Elles sont soeurs, nées de la même terre, l'empire de Charlemagne. Pourtant elles ne cessent de s'observer, de se méfier l'une de l'autre, de s'envier, de s'aimer, de se haïr. Elles? La France et l'Allemagne, les deux nations phares de l'Europe, qui se sont construites depuis toujours sur des modèles antithétiques: le royaume et l'empire.

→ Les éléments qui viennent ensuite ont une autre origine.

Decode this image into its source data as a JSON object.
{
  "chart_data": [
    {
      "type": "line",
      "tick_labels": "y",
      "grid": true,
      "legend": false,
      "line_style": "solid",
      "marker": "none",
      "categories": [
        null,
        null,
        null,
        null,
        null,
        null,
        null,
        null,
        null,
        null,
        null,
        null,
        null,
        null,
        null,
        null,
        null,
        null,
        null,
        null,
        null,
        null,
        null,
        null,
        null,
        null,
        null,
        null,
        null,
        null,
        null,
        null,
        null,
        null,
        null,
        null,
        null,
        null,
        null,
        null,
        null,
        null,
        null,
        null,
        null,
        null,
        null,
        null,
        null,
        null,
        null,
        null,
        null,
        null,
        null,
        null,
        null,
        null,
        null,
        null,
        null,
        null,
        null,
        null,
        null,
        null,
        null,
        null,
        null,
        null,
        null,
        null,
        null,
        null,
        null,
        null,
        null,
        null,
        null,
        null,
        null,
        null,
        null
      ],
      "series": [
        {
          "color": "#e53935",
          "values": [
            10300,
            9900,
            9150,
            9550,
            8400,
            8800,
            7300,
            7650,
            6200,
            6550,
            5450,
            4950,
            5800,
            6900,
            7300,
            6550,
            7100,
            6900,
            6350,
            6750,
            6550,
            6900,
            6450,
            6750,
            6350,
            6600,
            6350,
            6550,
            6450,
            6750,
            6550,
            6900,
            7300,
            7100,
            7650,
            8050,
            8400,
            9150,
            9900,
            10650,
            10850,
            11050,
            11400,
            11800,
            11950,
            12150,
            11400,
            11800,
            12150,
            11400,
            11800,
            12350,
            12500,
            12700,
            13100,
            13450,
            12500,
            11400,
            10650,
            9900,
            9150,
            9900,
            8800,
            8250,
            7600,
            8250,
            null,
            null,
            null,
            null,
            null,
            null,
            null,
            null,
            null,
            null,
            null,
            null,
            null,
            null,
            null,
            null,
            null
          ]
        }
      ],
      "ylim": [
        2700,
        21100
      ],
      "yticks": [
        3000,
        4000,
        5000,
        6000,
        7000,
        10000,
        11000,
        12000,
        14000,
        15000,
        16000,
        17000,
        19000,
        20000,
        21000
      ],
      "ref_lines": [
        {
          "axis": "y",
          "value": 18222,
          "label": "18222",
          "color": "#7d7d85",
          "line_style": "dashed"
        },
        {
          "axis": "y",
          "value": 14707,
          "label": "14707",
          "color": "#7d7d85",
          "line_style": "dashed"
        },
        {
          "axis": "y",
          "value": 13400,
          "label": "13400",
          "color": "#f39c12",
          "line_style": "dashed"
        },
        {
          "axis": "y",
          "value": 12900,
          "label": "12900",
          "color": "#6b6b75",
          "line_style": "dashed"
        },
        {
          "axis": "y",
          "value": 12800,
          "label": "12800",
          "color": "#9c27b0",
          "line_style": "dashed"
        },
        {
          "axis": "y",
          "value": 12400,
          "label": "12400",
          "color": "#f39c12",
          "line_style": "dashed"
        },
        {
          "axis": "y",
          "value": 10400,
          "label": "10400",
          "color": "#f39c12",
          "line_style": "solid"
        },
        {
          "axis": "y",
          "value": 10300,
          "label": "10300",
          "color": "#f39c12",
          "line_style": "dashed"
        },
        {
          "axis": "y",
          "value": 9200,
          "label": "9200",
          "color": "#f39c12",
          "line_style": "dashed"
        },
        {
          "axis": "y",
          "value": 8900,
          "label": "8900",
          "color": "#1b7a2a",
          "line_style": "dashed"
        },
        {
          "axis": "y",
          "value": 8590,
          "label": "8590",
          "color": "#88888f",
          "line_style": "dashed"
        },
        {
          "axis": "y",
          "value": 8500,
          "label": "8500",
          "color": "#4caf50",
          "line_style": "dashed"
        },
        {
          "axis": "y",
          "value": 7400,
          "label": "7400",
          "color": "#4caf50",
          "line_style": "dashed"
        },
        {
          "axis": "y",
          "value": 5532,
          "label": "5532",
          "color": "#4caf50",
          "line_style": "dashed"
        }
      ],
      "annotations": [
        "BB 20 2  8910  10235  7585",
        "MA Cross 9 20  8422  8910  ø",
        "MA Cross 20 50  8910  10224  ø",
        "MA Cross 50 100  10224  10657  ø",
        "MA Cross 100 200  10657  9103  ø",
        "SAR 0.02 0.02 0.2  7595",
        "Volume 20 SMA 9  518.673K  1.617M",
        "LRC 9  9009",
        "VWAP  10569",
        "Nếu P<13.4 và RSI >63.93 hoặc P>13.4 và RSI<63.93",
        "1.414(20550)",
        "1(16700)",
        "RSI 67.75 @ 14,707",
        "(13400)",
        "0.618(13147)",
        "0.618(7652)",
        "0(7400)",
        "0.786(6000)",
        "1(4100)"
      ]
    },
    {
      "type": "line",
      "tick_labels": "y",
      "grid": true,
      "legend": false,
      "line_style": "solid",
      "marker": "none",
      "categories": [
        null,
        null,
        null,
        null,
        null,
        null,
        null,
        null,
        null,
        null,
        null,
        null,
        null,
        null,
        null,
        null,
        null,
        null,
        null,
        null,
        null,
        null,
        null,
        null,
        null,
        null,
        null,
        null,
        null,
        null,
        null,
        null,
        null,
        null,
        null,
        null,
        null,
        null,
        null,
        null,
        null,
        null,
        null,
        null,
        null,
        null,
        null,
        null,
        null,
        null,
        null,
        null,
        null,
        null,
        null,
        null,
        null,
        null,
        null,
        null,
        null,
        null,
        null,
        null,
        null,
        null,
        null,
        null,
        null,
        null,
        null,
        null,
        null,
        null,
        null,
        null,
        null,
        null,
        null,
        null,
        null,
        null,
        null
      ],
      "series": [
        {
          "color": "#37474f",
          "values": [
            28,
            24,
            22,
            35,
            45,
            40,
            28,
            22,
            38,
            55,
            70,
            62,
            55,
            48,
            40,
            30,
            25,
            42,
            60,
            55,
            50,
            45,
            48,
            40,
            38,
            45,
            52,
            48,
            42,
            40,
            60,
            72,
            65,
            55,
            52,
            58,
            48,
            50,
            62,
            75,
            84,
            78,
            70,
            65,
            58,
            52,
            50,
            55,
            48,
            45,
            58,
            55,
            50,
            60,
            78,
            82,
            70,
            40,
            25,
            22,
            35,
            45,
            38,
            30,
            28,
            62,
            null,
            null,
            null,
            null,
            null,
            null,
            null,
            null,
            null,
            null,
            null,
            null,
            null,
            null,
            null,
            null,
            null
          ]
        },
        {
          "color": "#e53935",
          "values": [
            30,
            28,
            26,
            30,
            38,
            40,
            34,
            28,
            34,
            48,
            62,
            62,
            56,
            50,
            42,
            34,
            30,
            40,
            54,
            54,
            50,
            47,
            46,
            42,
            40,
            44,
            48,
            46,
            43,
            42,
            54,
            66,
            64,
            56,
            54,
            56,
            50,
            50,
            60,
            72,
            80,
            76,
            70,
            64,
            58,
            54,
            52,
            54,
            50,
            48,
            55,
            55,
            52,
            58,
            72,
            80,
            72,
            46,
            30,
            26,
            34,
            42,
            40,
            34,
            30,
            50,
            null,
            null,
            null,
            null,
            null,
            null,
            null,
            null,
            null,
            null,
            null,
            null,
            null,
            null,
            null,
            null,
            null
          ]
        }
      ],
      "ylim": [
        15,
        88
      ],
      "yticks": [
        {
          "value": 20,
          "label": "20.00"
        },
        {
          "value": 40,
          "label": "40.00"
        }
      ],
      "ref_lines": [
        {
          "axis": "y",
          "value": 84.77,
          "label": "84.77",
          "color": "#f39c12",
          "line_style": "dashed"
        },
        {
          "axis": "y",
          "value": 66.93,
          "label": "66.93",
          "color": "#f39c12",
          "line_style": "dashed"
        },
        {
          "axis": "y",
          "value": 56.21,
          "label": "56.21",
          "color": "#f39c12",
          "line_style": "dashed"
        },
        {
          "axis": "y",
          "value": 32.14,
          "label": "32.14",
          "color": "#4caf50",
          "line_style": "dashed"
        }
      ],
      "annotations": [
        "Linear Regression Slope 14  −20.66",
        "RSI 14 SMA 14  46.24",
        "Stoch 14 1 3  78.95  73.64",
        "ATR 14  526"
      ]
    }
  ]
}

Est-ce pour cela que les Fiançais et les Allemands ont tant de mal à se comprendre Depuis les Croisades, les premiers reprochent aux seconds leur lourdeur, leur goût de l'ordre, une discipline glaçante, quoique fascinante. Les chroniques du Moyen Age, les ambassades du Grand Siècle, les récits populaires et même la littérature (ce cher baron de Nücingen) ont colporté des images des Allemands qui sont autant de clichés. Les anecdotes fourmillent, qui montrent à quel point ceux-ci sont vivaces, chez le soldat agonisant dans les tranchées comme chez nos présidents les plus lettrés. Car il n'est jusqu'à la langue et la syntaxe qui nous opposent, comme si le style français était exclusivement légèreté et brio. Et l'inverse, la francophobie? Et toutes les tentatives de rapprochement, les traités, les programmes interculturels, la pompe des commémorations, l'étrange sabir des diplomates, la volonté d'oeuvrer à quatre mains pour construire une Europe pacifiée Il fallait un auteur né dans les Vosges pour raconter cette histoire d'amour et de haine entre deux pays, en décrypter les moments clés, et proposer une généalogie vivante et incarnée d'une germanophobie qui affleure aujourd'hui plus que jamais.